TERRA.WIRE
Austrians block highways for a second day to protest EU transport decision
VIENNA (AFP) Apr 06, 2004
Austrian activists blocked major highways on Tuesday for a second day to protest a decision by the European Union to reduce restrictions on truck traffic across the Alpine country.

Protestors closed off the Loferer highway in western Austria near the German border at 10:30 am (0830) GMT and were planning to do the same with the nearby Fern pass in the Tirol mountains in the afternoon, the local news agency APA reported.

They were trying to "send a clear Easter warning" to politicians that new restrictions on heavy truck traffic were needed, said Fritz Gurgiser, a spokesman for the Austrian Transport Forum in the Tirol.

Gurgiser said nitrogen oxide emisions in the western region were 30 percent higher than the levels allowed under the 1991 Alpine Convention.

Austria, a major transit zone between northern and southern Europe, fears that foreign trucks are causing permanent harm to its ecologically sensitive mountain areas and that traffic would increase once 10 mostly central European nations join the EU on May 1.

The country sought to reduce traffic through the Austrian Alps by means of a system of toll charges, and with the help of increased motorway police checks.

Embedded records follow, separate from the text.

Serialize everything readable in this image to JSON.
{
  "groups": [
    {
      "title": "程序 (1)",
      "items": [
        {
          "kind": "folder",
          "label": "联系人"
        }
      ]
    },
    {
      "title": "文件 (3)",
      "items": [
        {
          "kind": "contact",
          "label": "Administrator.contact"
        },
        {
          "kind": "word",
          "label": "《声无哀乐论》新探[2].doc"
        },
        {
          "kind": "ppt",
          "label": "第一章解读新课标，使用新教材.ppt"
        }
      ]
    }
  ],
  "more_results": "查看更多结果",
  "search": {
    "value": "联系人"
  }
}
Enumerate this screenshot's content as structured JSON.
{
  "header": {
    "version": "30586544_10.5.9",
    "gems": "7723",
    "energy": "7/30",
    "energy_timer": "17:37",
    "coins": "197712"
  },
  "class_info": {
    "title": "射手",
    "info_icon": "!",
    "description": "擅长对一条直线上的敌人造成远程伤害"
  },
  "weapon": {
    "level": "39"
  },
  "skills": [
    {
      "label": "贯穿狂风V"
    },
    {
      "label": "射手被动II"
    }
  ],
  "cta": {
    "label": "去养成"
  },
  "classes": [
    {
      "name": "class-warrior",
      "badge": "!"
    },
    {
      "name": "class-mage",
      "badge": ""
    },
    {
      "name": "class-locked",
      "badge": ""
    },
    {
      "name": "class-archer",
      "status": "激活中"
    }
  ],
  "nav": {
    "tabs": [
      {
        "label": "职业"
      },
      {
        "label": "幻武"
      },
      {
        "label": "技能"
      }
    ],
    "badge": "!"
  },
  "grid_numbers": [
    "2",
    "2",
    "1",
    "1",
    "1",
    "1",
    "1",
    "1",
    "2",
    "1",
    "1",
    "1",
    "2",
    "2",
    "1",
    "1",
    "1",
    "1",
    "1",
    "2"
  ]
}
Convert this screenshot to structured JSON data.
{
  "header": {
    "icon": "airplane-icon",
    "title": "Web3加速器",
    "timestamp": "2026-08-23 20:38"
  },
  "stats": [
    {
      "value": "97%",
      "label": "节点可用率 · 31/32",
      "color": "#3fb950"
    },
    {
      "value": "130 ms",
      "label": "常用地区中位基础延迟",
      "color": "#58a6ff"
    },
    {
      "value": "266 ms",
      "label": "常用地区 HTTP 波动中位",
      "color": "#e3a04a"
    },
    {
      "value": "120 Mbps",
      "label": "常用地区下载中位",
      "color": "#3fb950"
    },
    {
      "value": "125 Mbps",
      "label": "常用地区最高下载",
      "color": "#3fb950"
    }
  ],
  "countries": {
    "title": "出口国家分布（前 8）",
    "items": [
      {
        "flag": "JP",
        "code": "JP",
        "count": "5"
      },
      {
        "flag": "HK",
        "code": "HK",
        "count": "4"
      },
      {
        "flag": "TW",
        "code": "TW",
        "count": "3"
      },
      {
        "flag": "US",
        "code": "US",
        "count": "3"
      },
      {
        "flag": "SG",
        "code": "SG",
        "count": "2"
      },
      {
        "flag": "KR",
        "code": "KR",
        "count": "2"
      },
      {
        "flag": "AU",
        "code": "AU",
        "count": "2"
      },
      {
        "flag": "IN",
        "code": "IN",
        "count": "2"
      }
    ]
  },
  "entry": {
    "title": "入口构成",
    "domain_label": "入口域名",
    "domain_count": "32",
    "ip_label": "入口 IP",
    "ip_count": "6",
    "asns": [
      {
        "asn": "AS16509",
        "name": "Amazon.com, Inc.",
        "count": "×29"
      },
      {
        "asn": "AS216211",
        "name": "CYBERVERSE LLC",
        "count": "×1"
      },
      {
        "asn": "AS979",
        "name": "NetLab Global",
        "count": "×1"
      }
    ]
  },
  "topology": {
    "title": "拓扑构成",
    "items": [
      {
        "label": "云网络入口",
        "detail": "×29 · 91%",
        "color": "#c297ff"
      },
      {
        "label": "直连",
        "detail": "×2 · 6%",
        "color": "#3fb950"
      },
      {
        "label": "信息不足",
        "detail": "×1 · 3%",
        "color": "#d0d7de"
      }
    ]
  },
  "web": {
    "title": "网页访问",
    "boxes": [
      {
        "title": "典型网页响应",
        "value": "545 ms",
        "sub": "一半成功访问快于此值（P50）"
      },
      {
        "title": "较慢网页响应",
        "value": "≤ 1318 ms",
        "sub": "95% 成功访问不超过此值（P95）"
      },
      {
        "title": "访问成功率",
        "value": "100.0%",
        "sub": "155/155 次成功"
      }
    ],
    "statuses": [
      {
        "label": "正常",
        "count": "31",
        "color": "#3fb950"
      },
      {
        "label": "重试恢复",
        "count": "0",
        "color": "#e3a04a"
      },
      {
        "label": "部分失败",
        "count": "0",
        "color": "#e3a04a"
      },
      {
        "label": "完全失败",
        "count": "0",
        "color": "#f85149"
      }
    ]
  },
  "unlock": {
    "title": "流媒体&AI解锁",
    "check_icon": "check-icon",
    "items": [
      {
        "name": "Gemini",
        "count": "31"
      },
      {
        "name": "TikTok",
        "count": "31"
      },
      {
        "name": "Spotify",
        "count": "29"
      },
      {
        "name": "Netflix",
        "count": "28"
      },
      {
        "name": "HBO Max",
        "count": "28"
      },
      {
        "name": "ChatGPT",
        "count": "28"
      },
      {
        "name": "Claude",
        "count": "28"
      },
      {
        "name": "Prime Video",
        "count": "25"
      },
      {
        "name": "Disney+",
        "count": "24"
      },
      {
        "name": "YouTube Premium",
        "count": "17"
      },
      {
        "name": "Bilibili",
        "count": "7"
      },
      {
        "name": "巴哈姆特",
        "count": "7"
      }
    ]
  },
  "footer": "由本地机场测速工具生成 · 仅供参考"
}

But an EU decision which took effect on January 1 eliminated some of the restrictions on heavy goods traffic that Austria negotiated when it joined the 15-state bloc in 1995.

The European Commission ruled in December that Austria cannot impose a limit on the number of low-pollution trucks using its roads and has since warned that the government could face legal action if it refuses to implement the decision.

The blockade began on Monday when 300 protestors blocked traffic on the A10 highway, which runs from Germany to Slovenia, creating a three-kilometre-long (two-mile-long) queue of trucks outside Salzburg.

It was due to continue until Wednesday and also affect Lower Austria province, neighbouring Vienna and the southern Carinthia province.

The protest has the support of Transport Minister Hubert Gorbach, a member of the far-right Freedom Party, who has rejected the EU's decision.

A recent study found that truck traffic had increased by 2.2 percent in the first months of 2004 compared to the same period last year.